After a rash of security updates for WordPress, I finally buckled down to move our install of WordPress off to its own server. This would be easy if we were running the blog on it’s own domain, but it was actually living under /blog on our main domain for SEO reasons. Running nginx as a reverse proxy to WordPress on a different machine was not an easy task. A lot of guides did not seem to have the information I needed so here are the steps I took to get it working.
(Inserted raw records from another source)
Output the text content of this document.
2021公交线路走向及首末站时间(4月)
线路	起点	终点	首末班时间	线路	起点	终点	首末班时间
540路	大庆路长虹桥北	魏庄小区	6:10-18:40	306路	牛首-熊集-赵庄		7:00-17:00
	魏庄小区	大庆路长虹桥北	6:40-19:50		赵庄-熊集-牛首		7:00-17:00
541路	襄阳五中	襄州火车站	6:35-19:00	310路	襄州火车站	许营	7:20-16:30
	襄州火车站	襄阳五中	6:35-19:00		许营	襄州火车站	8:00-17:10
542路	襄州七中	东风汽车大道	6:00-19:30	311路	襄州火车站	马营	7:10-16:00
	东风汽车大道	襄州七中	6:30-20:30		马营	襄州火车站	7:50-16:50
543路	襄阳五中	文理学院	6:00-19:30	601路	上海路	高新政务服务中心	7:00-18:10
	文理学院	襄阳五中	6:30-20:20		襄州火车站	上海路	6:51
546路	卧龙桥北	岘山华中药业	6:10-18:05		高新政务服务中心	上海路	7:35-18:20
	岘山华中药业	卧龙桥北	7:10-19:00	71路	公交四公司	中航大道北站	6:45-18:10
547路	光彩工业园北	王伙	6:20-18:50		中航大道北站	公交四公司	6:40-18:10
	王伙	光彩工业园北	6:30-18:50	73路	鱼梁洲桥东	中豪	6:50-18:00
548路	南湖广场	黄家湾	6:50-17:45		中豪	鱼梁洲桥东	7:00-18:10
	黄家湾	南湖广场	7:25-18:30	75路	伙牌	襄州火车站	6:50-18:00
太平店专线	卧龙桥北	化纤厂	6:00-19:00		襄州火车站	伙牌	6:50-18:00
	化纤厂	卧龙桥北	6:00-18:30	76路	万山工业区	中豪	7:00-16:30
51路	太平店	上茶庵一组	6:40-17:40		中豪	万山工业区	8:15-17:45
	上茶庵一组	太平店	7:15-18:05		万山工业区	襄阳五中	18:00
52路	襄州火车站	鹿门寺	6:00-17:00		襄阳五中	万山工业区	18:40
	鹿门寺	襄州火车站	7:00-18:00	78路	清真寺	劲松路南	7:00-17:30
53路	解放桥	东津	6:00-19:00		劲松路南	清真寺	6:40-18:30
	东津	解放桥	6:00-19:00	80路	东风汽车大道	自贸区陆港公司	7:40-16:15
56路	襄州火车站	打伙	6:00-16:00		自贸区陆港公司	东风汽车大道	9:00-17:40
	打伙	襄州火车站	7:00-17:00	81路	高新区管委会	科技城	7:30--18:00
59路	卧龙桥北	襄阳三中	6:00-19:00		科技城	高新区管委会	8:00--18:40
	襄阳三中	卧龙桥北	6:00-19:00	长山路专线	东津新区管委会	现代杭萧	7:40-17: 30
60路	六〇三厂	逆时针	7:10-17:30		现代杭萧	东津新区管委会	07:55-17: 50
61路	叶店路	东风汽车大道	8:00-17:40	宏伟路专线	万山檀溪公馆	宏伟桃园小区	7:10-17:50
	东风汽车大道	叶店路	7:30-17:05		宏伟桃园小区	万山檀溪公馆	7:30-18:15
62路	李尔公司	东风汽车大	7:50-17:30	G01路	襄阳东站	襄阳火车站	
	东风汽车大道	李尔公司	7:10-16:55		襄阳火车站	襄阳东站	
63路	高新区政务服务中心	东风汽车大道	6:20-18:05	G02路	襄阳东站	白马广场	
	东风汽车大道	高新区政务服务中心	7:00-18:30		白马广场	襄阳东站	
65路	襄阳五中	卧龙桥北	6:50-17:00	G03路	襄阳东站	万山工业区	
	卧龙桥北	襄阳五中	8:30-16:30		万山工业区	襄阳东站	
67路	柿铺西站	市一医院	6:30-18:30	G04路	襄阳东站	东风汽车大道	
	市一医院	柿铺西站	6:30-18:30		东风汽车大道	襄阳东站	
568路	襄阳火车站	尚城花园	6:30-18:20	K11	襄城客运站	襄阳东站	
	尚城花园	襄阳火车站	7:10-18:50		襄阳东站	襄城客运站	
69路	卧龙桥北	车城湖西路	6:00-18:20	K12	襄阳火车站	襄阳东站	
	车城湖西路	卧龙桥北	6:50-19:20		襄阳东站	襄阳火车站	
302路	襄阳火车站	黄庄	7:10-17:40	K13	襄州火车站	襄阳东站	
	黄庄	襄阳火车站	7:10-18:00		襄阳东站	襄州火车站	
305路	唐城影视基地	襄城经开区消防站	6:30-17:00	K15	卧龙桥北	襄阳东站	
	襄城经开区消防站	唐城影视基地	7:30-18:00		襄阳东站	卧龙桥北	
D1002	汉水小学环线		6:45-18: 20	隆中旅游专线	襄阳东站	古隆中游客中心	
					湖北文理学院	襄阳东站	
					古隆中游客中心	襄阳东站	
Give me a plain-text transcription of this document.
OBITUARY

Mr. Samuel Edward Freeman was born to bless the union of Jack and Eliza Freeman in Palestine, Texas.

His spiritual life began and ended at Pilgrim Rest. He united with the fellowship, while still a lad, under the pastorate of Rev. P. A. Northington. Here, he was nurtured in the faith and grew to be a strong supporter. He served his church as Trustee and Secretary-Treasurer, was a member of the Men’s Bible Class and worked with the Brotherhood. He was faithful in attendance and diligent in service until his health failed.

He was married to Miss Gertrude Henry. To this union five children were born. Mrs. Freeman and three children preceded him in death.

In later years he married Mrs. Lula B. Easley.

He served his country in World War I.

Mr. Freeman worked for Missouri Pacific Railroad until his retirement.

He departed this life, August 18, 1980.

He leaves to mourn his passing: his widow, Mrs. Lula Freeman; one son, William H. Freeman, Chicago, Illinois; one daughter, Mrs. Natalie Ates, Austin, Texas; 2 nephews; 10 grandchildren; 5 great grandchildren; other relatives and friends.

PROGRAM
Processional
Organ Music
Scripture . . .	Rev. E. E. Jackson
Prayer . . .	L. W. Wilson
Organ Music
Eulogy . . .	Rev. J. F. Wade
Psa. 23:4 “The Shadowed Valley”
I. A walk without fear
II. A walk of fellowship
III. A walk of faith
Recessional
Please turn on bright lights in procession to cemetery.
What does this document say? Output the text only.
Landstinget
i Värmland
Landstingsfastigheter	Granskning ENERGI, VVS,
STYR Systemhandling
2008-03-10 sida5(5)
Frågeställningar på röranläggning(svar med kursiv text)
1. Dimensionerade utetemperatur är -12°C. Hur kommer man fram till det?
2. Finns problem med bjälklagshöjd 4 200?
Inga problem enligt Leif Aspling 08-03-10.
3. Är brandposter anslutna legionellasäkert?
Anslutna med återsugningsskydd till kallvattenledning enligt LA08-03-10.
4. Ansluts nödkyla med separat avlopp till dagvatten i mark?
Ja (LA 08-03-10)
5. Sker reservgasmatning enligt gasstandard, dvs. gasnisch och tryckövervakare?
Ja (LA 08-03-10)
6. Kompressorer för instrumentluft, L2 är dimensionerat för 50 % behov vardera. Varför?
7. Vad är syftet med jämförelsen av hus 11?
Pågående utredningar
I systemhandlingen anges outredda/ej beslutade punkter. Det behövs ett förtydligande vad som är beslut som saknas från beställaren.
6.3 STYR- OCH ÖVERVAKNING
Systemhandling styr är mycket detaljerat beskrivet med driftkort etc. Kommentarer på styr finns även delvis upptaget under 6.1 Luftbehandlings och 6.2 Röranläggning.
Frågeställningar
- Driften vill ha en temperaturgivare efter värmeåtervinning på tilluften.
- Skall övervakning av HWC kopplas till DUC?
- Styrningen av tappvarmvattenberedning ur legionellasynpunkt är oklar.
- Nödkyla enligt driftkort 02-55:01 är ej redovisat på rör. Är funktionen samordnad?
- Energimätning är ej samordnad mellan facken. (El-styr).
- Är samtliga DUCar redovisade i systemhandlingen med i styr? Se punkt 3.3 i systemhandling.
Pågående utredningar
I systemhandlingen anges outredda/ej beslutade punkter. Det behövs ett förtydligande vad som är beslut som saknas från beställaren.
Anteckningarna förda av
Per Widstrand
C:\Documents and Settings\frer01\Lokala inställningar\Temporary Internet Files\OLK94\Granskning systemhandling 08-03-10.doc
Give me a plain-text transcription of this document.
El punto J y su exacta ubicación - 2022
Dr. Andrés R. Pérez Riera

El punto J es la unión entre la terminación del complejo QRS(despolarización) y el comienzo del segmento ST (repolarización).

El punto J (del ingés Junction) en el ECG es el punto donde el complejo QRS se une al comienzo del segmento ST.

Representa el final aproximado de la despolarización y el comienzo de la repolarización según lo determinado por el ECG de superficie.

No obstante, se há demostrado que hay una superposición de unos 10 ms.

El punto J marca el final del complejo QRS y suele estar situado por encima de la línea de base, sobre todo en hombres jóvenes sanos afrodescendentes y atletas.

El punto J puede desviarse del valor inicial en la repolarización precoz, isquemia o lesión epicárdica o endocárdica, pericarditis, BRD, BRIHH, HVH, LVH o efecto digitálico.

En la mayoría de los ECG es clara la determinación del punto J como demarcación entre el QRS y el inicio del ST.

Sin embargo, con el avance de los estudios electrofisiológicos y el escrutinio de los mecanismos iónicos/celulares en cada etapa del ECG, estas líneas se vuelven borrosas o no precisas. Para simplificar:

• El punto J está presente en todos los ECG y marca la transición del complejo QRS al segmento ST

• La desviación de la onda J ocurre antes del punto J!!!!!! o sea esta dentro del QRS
Add the proxy_pass definition to your nginx config:

location /blog/ {
  proxy_set_header Host $host;
  proxy_set_header X-Real-IP $remote_addr;
  proxy_set_header X-Forwarded-For $remote_addr;
  proxy_set_header X-Forwarded-Proto https;
  proxy_pass http://your-wordpress-ip-or-domain/;
}

Update your WordPress settings. This is the key to getting your site to work correctly. Leave the WordPress Address as where the site is hosted, but change the Site Address to be where URLs are to be written as linking to

Screenshot 2015-07-27 21.43.38

I also had to add a rewrite to my .htaccess file to remove trailing slashes:

<IfModule mod_rewrite.c>
RewriteEngine On
RewriteBase /
RewriteRule ^index\.php$ - [L]
RewriteRule (.+)/$ http://www.yourdomain.com/blog/$1 [R=301,L]
RewriteCond %{REQUEST_FILENAME} !-f
RewriteCond %{REQUEST_FILENAME} !-d
RewriteRule . /index.php [L]
</IfModule>


Be warned that the permalinks section will suggest a .htaccess file which has /blog/ as the RewriteBase, but this just sends things into a redirect loop. Leave it as the standard root setting.

Make sure you also check that the canonical tags generated by your theme are correct. You want to be sure that any references on the WordPress Address URL canonicalise to Site Address URLs.